Am 12.09.24 um 13:24 schrieb Andrei Borzenkov:
On Thu, Sep 12, 2024 at 2:07 PM Manfred Schwarb <manfred99@gmx.ch> wrote:
I just did some experiments with firewalld, as I really did not change anything on the network side. And indeed: I removed "<masquerade/>" in external.xml, and now I get curl --interface ext0:0 http://example.com/show-HTTP_CLIENT_IP.cgi 111.111.111.112
So it has to do with the masquerading! I do also have some policies/NAT_int_to_ext.xml, but removing this policy did not change anything. The only thing that made things working was the removal of "<masquerade/>".
Now 1) why does masquerading influence alias IP's?
Masquerading maps all outgoing packets to the interface primary address. Only one address can be primary and that is what masquerading uses.
2) how can I fix this?
Do not use masquerading for packets originating in your host. If you need masquerading for internal networks, define firewalld policies to manage traffic between internal and external networks and enable masquerading in these policies. Do not enable masquerading in the firewalld zone itself.
Well, with SuSEfirewall2, this worked out of the box, I had FW_DEV_EXT="ext0" FW_ROUTE="yes" FW_MASQUERADE="yes" FW_MASQ_DEV="zone:ext" FW_MASQ_NETS="192.168.0.0/16" I translated this to <zone> <short>External</short> <description></description> <masquerade/> <interface name="ext0"/> <forward/> </zone> <policy target="ACCEPT"> <ingress-zone name="internal"/> <egress-zone name="external"/> </policy> where 192.168.0.0/16 is in the internal zone/interface.
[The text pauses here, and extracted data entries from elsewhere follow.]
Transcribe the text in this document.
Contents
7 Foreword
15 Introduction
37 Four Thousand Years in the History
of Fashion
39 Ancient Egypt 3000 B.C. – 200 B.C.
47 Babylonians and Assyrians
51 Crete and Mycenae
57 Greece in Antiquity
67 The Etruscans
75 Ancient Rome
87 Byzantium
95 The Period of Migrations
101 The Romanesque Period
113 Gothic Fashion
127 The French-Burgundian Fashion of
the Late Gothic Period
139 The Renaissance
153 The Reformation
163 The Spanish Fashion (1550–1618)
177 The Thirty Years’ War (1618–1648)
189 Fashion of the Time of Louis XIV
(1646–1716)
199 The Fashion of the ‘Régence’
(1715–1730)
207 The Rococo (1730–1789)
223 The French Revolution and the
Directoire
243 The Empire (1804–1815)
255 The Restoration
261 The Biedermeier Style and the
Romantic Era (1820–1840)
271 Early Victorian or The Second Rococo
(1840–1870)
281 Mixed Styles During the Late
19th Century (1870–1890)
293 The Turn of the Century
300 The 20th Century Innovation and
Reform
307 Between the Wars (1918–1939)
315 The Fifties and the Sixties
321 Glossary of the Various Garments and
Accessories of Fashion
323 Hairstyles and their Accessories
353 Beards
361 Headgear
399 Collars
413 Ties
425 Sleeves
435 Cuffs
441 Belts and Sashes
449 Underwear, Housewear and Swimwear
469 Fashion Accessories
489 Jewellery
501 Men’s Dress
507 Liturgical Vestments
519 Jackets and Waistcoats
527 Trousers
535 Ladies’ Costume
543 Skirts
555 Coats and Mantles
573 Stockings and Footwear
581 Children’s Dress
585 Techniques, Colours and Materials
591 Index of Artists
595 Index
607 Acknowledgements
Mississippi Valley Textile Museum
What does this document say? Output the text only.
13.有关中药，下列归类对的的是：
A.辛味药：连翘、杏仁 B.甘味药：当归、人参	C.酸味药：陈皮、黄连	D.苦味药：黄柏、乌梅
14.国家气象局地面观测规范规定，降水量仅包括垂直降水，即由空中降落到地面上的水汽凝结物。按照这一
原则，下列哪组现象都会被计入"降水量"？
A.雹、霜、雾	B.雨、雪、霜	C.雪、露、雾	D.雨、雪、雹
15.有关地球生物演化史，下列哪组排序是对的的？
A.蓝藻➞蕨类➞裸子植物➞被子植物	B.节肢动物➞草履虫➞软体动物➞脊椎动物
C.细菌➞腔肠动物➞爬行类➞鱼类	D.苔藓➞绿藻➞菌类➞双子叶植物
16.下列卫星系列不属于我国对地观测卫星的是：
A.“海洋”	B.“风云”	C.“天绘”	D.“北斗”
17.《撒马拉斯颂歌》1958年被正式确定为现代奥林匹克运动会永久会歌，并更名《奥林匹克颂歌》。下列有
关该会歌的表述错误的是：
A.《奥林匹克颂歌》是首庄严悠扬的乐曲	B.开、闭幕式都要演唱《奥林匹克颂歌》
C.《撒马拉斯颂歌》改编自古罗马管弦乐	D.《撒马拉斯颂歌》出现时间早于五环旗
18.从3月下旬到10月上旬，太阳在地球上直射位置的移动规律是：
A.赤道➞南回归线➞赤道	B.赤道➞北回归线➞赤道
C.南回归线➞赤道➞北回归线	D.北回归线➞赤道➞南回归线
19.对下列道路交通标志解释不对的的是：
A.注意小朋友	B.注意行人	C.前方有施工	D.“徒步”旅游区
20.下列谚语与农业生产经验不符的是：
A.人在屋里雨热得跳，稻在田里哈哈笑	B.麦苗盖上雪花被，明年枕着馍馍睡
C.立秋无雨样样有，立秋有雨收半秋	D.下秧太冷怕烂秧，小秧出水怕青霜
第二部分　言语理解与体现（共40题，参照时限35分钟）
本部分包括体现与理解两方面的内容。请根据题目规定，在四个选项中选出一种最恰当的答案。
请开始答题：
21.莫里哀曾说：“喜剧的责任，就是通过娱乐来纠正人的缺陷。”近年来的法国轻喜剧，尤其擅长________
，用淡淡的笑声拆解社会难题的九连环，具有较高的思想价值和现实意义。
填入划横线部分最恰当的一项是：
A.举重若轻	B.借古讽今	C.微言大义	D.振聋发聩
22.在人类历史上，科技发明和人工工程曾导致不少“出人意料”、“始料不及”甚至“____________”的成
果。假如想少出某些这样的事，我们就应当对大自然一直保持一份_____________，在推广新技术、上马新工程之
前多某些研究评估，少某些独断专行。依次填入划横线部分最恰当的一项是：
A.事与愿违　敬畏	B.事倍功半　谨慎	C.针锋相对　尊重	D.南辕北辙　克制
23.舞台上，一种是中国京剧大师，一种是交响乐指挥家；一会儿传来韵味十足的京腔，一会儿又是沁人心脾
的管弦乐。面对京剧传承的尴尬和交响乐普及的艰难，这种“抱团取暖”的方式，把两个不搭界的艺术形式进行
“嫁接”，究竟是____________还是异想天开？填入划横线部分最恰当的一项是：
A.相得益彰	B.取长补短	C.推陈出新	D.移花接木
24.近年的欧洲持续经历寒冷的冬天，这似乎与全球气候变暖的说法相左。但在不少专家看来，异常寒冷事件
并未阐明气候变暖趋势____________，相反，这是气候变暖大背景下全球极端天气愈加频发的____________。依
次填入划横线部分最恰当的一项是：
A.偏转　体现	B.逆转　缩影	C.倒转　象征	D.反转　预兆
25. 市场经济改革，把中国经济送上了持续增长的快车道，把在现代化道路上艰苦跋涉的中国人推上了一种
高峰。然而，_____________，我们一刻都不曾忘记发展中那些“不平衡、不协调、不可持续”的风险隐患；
Do I get you right that with some NAT policy like above, I do not need "<masquerade/>" on the external zone? Reading the documentation I had the impression that I need both, the NAT rule and the masquerade option on the zone. The interface "ext0" is used to communicate to the world, both for the attached internal network and for the box itself. It does not make sense to have two separate NIC's ext0 (for the masquerading) and ext1 (for the box), PCI slots are scarce anyway.
Is this worth doing a bug report at github.com/firewalld ?
It is difficult to guess without knowing firewalld configuration, but so far I do not see any bugs.